Representatives of CELAM, the Latin American Confederation of Religious (Clar), of Cáritas de Latinina and the Caribbean, of the Panamaneous Ecclesial Network (REPAM) and of several Episcopal Conferences were also attended.
The Pontiff directed his message to the president of the CEAMA, Cardinal Pedro Barreto, to thank the prelates for “promoting the greatest good of the Church in favor of the faithful of the beloved Amazon territory.”
In its text, CEAMA also refers to the care of the Amazon and the church members who give themselves daily by protecting communities and the bioma in which they live. “The life delivered martyrially from numerous sisters and brothers in faith is a living testimony that continually encourages us in our evangelizing mission,” they said.
“The Amazon is not an empty land to exploit,” they said, but an inhabited place where the presence of God is manifested, but also faces the consequences of climate change.
“(This) commits us to be shepherds who listen and share with sensitivity the cultures and spiritualities of the peoples that inhabit it.

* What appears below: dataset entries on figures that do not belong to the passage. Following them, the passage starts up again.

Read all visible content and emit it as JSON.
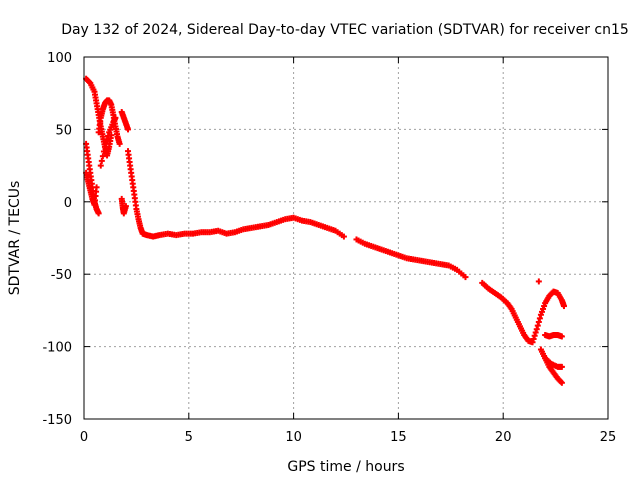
{
  "chart_data": {
    "type": "scatter",
    "title": "Day 132 of 2024, Sidereal Day-to-day VTEC variation (SDTVAR) for receiver cn15",
    "xlabel": "GPS time / hours",
    "ylabel": "SDTVAR / TECUs",
    "xlim": [
      0,
      25
    ],
    "ylim": [
      -150,
      100
    ],
    "xticks": [
      "0",
      "5",
      "10",
      "15",
      "20",
      "25"
    ],
    "yticks": [
      "100",
      "50",
      "0",
      "-50",
      "-100",
      "-150"
    ],
    "grid": true,
    "marker": "+",
    "color": "#ff0000",
    "series": [
      {
        "name": "main-trend",
        "points": [
          [
            0.1,
            40
          ],
          [
            0.2,
            30
          ],
          [
            0.3,
            20
          ],
          [
            0.4,
            10
          ],
          [
            0.5,
            0
          ],
          [
            0.6,
            -5
          ],
          [
            0.7,
            -8
          ],
          [
            0.1,
            20
          ],
          [
            0.2,
            14
          ],
          [
            0.3,
            8
          ],
          [
            0.4,
            2
          ],
          [
            0.5,
            -2
          ],
          [
            0.6,
            10
          ],
          [
            0.8,
            25
          ],
          [
            1.0,
            38
          ],
          [
            1.2,
            48
          ],
          [
            1.4,
            55
          ],
          [
            1.5,
            58
          ],
          [
            1.8,
            2
          ],
          [
            1.85,
            -4
          ],
          [
            1.9,
            -8
          ],
          [
            2.0,
            -3
          ],
          [
            2.1,
            35
          ],
          [
            2.2,
            25
          ],
          [
            2.3,
            15
          ],
          [
            2.4,
            5
          ],
          [
            2.5,
            -5
          ],
          [
            2.6,
            -12
          ],
          [
            2.7,
            -18
          ],
          [
            2.8,
            -22
          ],
          [
            3.0,
            -23
          ],
          [
            3.3,
            -24
          ],
          [
            3.6,
            -23
          ],
          [
            4.0,
            -22
          ],
          [
            4.4,
            -23
          ],
          [
            4.8,
            -22
          ],
          [
            5.2,
            -22
          ],
          [
            5.6,
            -21
          ],
          [
            6.0,
            -21
          ],
          [
            6.4,
            -20
          ],
          [
            6.8,
            -22
          ],
          [
            7.2,
            -21
          ],
          [
            7.6,
            -19
          ],
          [
            8.0,
            -18
          ],
          [
            8.4,
            -17
          ],
          [
            8.8,
            -16
          ],
          [
            9.2,
            -14
          ],
          [
            9.6,
            -12
          ],
          [
            10.0,
            -11
          ],
          [
            10.4,
            -13
          ],
          [
            10.8,
            -14
          ],
          [
            11.2,
            -16
          ],
          [
            11.6,
            -18
          ],
          [
            12.0,
            -20
          ],
          [
            12.4,
            -24
          ],
          [
            13.0,
            -26
          ],
          [
            13.4,
            -29
          ],
          [
            13.8,
            -31
          ],
          [
            14.2,
            -33
          ],
          [
            14.6,
            -35
          ],
          [
            15.0,
            -37
          ],
          [
            15.4,
            -39
          ],
          [
            15.8,
            -40
          ],
          [
            16.2,
            -41
          ],
          [
            16.6,
            -42
          ],
          [
            17.0,
            -43
          ],
          [
            17.4,
            -44
          ],
          [
            17.8,
            -47
          ],
          [
            18.2,
            -52
          ],
          [
            19.0,
            -56
          ],
          [
            19.3,
            -60
          ],
          [
            19.6,
            -63
          ],
          [
            19.9,
            -66
          ],
          [
            20.2,
            -70
          ],
          [
            20.4,
            -74
          ],
          [
            20.6,
            -80
          ],
          [
            20.8,
            -86
          ],
          [
            21.0,
            -92
          ],
          [
            21.2,
            -96
          ],
          [
            21.4,
            -97
          ],
          [
            21.6,
            -88
          ],
          [
            21.8,
            -78
          ],
          [
            22.0,
            -70
          ],
          [
            22.2,
            -65
          ],
          [
            22.4,
            -62
          ],
          [
            22.6,
            -63
          ],
          [
            22.8,
            -68
          ],
          [
            22.9,
            -72
          ],
          [
            21.7,
            -55
          ]
        ]
      },
      {
        "name": "upper-arcs",
        "points": [
          [
            0.1,
            85
          ],
          [
            0.3,
            82
          ],
          [
            0.5,
            76
          ],
          [
            0.6,
            68
          ],
          [
            0.7,
            60
          ],
          [
            0.8,
            52
          ],
          [
            0.9,
            45
          ],
          [
            1.0,
            38
          ],
          [
            1.1,
            32
          ],
          [
            1.2,
            38
          ],
          [
            1.3,
            46
          ],
          [
            0.7,
            48
          ],
          [
            0.8,
            58
          ],
          [
            0.9,
            64
          ],
          [
            1.0,
            68
          ],
          [
            1.1,
            70
          ],
          [
            1.2,
            70
          ],
          [
            1.3,
            67
          ],
          [
            1.4,
            60
          ],
          [
            1.5,
            52
          ],
          [
            1.6,
            45
          ],
          [
            1.7,
            40
          ],
          [
            1.8,
            62
          ],
          [
            1.9,
            58
          ],
          [
            2.0,
            54
          ],
          [
            2.1,
            50
          ]
        ]
      },
      {
        "name": "lower-tail",
        "points": [
          [
            22.0,
            -92
          ],
          [
            22.2,
            -93
          ],
          [
            22.4,
            -92
          ],
          [
            22.6,
            -92
          ],
          [
            22.8,
            -93
          ],
          [
            21.8,
            -102
          ],
          [
            22.0,
            -108
          ],
          [
            22.2,
            -114
          ],
          [
            22.4,
            -118
          ],
          [
            22.6,
            -122
          ],
          [
            22.8,
            -125
          ],
          [
            22.0,
            -108
          ],
          [
            22.3,
            -112
          ],
          [
            22.6,
            -114
          ],
          [
            22.8,
            -114
          ]
        ]
      }
    ]
  }
}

We memory that we are land and that it cries out for the damage we cause,” they added.
On evangelization, the prelates recognized that this challenges them “to generate some synodal priorities that are applicable according to the reality that each ecclesiastical jurisdiction lives in the Amazon. As bishops we feel called to grow in the prophetic spirit that must always characterize the Church.”
“The Spirit of God drives us to assume, to already be living a church focused on baptism, from which all the vocations and ordered ministries have emerged, instituted and those that the Spirit continues to raise,” they added.
The message also expressed the desire of the CEAMA of “developing training programs for seminarians and the clergy, religious life and pastoral agents” and of achieving “forms of economic sustainability” for their pastoral work.